British illustrator of children's books

Illustration by Honor C. Appleton from Dumpy Proverbs, 1903

Honor Charlotte Appleton (1879–1951) was a British illustrator of children's books, including The Children's Alice. She had a delicate watercolour style, influenced by Kate Greenaway and others.

==Biography==
She was born in Brighton, on the south coast of England, on 4 February 1879, to John Hoblyn Appleton (1833-1881), a parish priest, and Georgina Rachel Maud Appleton nee Wilkie (1856-1939) and lived in nearby Hove most of her life. She had two sisters and a brother. She studied art at the Kensington School, Frank Calderon's School of Animal Painting and the Royal Academy of Arts.
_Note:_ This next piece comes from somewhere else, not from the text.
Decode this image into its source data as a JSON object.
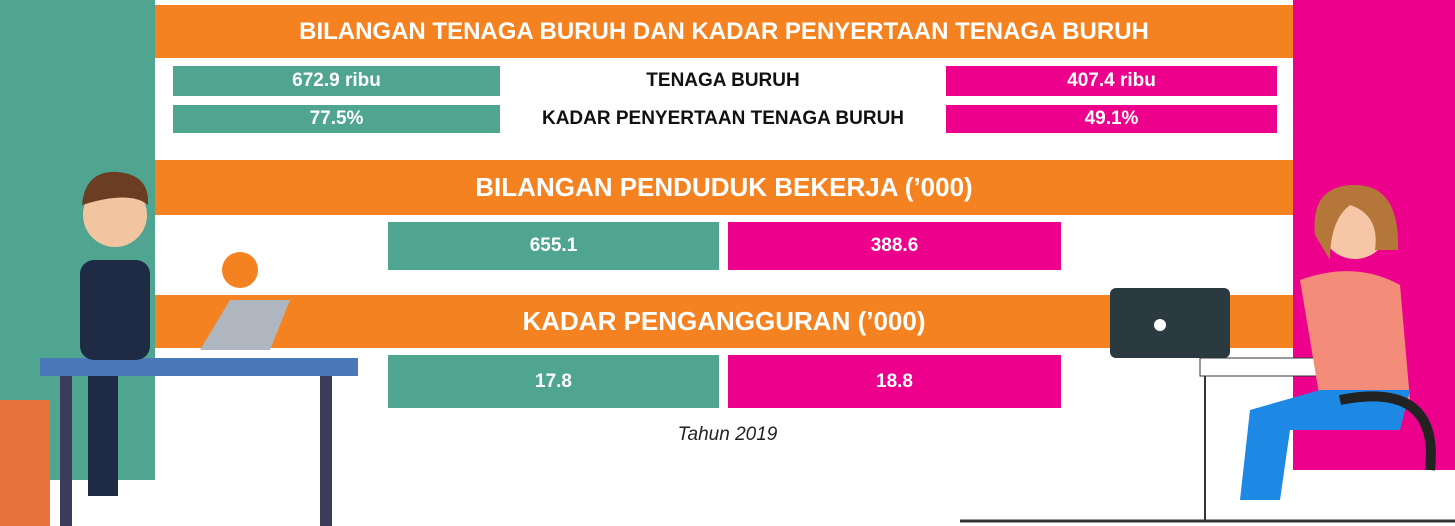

She died at the Brooklands Nursing Home at Haywards Heath on 30 December 1951. She never married. Appleton left an estate valued at £9302 15s 5d.

==Works==
Appleton illustrated more than 150 books in the course of her career. They included the fairytales of Charles Perrault and Hans Christian Andersen, William Blake's Songs of Innocence and a retold version of Alice's Adventures in Wonderland, The Children's Alice.

Her watercolours were exhibited at the Royal Academy, and there was a memorial exhibition of her work at Hove Library in 1952.